He then struck the ground again till the hills
and rocks rattled and shook, and sent the enemy flying in the air like
chaff. This finished the war.
When he came home again, and asked for more work, the king was taken
quite aback, for he thought he should have got rid of him in the war. He
knew of nothing else but to send him on a message to the devil.
"You had better go to the devil and ask him for my ground-rent," he
said. The youngster took his bag on his back, and started at once. He
was not long in getting there, but the devil was gone to court, and
there was no one at home but his mother, and she said that she had never
heard talk of any ground-rent. He had better call again another time.
"Yes, call again to-morrow is always the cry," he said; but he was not
going to be made a fool of, he told her. He was there, and there he
would remain till he got the ground-rent. He had plenty of time to wait.

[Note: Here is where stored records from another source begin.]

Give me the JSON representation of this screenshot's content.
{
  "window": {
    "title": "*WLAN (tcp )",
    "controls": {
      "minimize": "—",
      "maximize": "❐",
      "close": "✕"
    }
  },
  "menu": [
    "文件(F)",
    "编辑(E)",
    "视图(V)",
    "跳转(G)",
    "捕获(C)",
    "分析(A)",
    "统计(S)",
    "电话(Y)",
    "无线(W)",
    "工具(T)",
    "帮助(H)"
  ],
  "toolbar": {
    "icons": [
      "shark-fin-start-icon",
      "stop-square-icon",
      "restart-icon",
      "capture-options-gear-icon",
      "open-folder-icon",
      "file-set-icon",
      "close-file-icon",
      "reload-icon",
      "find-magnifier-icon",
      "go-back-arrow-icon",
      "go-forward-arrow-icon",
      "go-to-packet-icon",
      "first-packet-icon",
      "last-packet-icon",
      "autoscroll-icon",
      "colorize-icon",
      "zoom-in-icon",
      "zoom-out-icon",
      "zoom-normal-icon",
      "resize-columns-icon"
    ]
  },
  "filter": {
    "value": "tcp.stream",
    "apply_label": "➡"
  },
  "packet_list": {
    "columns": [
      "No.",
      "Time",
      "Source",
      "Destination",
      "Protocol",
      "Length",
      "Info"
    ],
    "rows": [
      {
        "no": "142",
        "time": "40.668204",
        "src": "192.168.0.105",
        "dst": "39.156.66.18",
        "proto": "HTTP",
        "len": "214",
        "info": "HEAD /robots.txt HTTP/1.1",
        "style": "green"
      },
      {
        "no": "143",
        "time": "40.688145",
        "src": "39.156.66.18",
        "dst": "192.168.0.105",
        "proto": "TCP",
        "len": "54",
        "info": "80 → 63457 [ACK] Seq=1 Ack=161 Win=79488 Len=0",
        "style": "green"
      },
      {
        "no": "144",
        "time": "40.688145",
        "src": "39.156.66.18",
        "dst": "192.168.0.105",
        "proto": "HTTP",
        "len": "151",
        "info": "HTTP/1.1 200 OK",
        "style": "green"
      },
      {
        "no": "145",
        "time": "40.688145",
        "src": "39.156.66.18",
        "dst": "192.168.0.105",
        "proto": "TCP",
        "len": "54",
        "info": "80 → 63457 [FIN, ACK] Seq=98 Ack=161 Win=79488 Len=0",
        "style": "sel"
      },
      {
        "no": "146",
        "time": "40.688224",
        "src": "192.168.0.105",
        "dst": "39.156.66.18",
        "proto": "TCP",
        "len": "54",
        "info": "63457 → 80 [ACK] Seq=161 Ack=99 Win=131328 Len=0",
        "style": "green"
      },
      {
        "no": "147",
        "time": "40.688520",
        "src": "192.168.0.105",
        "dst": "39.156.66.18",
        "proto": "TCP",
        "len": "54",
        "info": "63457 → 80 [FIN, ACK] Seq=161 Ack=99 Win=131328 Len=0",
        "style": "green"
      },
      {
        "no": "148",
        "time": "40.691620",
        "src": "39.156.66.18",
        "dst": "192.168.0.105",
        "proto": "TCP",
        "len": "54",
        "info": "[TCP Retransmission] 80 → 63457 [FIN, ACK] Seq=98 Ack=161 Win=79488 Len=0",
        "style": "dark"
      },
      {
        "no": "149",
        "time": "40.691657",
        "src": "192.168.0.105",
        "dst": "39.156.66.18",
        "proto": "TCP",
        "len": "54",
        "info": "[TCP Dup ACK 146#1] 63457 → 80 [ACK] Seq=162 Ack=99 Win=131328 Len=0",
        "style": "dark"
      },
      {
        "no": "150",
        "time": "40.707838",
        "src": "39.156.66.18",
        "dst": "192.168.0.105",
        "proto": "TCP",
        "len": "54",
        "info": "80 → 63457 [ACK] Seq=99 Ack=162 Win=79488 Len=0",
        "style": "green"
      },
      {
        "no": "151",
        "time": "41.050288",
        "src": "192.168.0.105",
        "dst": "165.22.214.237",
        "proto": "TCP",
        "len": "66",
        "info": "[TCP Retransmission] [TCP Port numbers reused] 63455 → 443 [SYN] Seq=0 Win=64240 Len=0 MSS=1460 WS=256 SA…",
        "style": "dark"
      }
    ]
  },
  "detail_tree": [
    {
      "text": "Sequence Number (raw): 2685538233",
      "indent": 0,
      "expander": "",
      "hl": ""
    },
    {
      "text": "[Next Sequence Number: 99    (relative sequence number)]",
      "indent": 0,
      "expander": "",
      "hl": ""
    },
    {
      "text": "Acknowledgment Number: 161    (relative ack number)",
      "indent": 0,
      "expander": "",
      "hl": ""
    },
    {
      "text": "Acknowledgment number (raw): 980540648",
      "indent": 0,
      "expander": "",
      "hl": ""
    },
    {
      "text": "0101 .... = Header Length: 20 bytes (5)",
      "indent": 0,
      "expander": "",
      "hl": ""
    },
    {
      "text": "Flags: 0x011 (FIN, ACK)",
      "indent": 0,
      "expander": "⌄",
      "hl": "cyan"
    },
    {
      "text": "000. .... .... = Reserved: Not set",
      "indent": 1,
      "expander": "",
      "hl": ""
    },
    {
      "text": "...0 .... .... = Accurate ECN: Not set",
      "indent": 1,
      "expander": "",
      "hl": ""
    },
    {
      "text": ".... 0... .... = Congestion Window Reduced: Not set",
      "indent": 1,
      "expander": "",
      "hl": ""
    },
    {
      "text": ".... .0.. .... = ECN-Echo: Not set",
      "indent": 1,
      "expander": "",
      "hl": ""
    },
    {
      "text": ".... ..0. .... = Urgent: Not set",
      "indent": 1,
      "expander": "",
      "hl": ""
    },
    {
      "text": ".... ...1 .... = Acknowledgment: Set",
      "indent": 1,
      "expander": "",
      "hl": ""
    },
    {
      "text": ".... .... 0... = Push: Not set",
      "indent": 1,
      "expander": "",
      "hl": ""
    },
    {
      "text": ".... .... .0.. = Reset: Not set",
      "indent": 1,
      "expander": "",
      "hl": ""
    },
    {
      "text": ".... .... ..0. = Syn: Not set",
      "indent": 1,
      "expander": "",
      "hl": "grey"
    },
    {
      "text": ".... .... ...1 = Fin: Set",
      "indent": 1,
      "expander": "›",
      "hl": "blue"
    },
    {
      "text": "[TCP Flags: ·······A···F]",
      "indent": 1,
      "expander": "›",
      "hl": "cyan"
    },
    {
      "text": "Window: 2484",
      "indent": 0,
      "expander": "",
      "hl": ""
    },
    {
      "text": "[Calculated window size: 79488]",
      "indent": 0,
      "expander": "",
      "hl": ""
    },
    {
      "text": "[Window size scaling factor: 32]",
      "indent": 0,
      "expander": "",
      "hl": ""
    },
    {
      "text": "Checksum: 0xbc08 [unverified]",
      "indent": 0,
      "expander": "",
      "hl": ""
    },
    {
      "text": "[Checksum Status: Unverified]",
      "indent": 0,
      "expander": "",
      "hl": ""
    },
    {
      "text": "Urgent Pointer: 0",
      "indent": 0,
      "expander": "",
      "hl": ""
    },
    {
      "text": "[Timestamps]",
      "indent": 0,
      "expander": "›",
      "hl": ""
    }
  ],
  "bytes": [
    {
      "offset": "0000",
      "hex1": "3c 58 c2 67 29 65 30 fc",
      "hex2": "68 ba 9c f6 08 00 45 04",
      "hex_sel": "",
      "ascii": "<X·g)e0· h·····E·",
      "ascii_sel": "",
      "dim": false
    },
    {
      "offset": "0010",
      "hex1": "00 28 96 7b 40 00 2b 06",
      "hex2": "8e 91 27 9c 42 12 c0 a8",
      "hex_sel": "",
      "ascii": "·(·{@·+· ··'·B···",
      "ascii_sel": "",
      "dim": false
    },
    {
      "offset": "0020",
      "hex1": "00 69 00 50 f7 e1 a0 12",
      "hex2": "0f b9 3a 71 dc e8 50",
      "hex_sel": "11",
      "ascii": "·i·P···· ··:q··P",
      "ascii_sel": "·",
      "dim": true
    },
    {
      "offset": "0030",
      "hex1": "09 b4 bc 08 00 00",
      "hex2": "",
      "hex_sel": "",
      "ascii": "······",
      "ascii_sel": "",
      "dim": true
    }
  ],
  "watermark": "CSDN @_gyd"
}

But when he had finished all the food in his bag, the time hung heavy on
his hands, and then he asked the old lady for the ground-rent again.
She had better pay it now, he said.
"No, she was going to do nothing of the sort," she said. Her words were
as firm as the old fir tree just outside the gates, which was so big
that fifteen men could scarcely span it.
But the youngster climbed right up in the top of it and twisted and
turned it as if it was a willow, and then he asked her if she was going
to pay the ground-rent now.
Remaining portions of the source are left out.